Suas propriedades psicodélicas permaneceram desconhecidas até 5 anos depois, quando Hofmann, dizendo ter um "pressentimento peculiar", voltou a trabalhar com a substância química. Ele atribuiu a descoberta dos efeitos psicoativos do composto a uma absorção acidental de uma pequena porção em sua pele em 16 de abril, que o levou a testar em si próprio uma dose maior (250 µg) em 19 de abril.[1]

Timothy Leary, ex-professor em Harvard, após descobrir a droga, tornou-se um incentivador do seu uso massivo para fins terapêuticos, espirituais e recreativos, sendo preso nos Estados Unidos em 1972 e solto em seguida

Dr. Hofmann chamou um médico, que não encontrou nenhum sintoma físico anormal, exceto suas pupilas dilatadas acentuadamente. Depois de passar várias horas apavorado achando que havia sido possuído por um demônio, que sua vizinha era uma bruxa e que seus móveis estavam o ameaçando, Dr. Hofmann temia tornar-se completamente insano. Depois, testou a substância novamente, em doses muito mais baixas, passando por experiências mais amenas mas ainda assim surpreendentes, e percebeu que havia utilizado uma dosagem altíssima em seu auto-experimento inicial. Maravilhado e intrigado com os efeitos do LSD, cunhou a droga como importante substância psiquiátrica experimental e lançou-a à comunidade científica.

Até 1966, o LSD e a psilocibina eram fornecidos pelos Laboratórios Sandoz gratuitamente para cientistas interessados sob a marca chamada "Delysid".[1] O uso destes compostos por psiquiatras para obterem um entendimento subjetivo melhor de como era a experiência de um esquizofrênico foi uma prática aceita. Muitos usos clínicos foram conduzidos com o LSD para psicoterapia psicodélica, geralmente com resultados muito positivos. O LSD foi inicialmente utilizado como recurso psicoterapêutico e para tratamento de alcoolismo e disfunções sexuais e obteve grandes êxitos.

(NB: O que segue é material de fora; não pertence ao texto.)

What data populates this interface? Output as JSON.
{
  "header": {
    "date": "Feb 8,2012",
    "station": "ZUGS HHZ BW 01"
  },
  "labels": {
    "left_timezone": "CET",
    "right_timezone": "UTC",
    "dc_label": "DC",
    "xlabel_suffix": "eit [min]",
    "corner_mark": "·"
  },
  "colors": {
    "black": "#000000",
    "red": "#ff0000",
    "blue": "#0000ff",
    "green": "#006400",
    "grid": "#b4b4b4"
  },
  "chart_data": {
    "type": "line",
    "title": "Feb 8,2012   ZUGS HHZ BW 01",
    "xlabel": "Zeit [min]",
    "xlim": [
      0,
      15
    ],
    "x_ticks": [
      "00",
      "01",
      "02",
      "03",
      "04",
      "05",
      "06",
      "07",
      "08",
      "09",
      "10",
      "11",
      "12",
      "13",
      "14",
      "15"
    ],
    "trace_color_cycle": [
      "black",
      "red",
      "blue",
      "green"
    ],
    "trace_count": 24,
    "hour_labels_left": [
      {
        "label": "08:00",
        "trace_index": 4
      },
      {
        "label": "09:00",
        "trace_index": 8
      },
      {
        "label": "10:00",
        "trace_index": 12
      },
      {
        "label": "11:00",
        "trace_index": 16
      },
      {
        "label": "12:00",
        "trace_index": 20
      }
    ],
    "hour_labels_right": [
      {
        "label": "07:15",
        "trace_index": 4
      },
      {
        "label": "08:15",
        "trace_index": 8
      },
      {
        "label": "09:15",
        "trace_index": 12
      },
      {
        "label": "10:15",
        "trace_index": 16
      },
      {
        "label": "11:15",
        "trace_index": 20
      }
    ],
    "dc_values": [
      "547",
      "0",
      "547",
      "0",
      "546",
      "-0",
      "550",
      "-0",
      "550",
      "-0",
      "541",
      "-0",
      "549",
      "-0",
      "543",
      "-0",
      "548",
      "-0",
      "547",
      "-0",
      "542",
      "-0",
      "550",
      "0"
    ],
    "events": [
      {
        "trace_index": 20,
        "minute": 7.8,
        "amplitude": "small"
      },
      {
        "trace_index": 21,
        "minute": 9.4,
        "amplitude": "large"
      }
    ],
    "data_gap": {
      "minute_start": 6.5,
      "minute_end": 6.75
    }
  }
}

Com o movimento psicodélico na Inglaterra na década de 1960, passou a tomar conta das noites londrinas e do cenário musical inglês. O consumo do LSD difundiu-se nos meios universitários norte-americanos, hippies, grupos de música pop, ambientes literários, etc.

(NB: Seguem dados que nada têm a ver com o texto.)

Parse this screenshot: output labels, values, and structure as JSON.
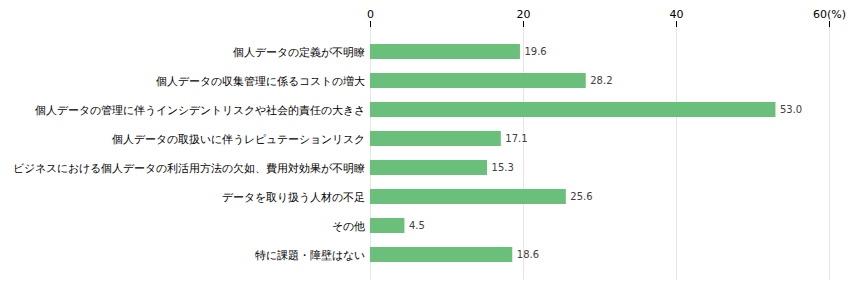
{
  "chart_data": {
    "type": "bar",
    "orientation": "horizontal",
    "categories": [
      "個人データの定義が不明瞭",
      "個人データの収集管理に係るコストの増大",
      "個人データの管理に伴うインシデントリスクや社会的責任の大きさ",
      "個人データの取扱いに伴うレピュテーションリスク",
      "ビジネスにおける個人データの利活用方法の欠如、費用対効果が不明瞭",
      "データを取り扱う人材の不足",
      "その他",
      "特に課題・障壁はない"
    ],
    "values": [
      19.6,
      28.2,
      53.0,
      17.1,
      15.3,
      25.6,
      4.5,
      18.6
    ],
    "value_labels": [
      "19.6",
      "28.2",
      "53.0",
      "17.1",
      "15.3",
      "25.6",
      "4.5",
      "18.6"
    ],
    "color": "#6abf7b",
    "xlim": [
      0,
      60
    ],
    "xticks": [
      0,
      20,
      40,
      {
        "value": 60,
        "label": "60(%)"
      }
    ],
    "grid": true,
    "data_labels": true
  }
}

Recentemente verificou-se um aumento do consumo de LSD, com a cultura de festas de música eletrônica chamadas raves.

Estima-se que ainda ocorra muito o uso nos meios artístico, intelectual e terapêutico.

Regulamentação e pesquisa[editar | editar código-fonte]

Os serviços de inteligência da Guerra Fria estavam muito interessados nas possibilidades de utilizar o LSD em interrogatórios e em controle de mente, e também para uma engenharia social de larga escala. A CIA conduziu diversas pesquisas sobre o LSD, das quais a maioria foi destruída. O LSD foi a área central de pesquisa do Projeto MKULTRA, um codinome para o projeto da CIA de controle de mentes. As pesquisas deste projeto tiveram início em 1953 e continuaram até 1972.[2] Alguns testes também foram conduzidos pelo Laboratório Biomédico do Exército dos Estados Unidos. Voluntários tomaram LSD e então passaram por uma bateria de testes para investigar os efeitos da droga nos soldados. Baseado nos registros públicos disponíveis, o projeto parece ter concluído que a droga era de pouco uso prático para o controle de mente, levando o projeto a desistir do seu uso. Os projetos da CIA e do exército norte-americano se tornaram muito controversos quando eles vieram ao conhecimento da população nos anos 1970s, já que os voluntários dos testes não eram normalmente informados sobre a natureza dos experimentos, ou mesmo se eles eram testados nos experimentos. Muitas pessoas testadas desenvolveram doença mental severa e até cometeram suicídio após os experimentos. A maioria dos registros do projeto MKULTRA foi destruída em 1973.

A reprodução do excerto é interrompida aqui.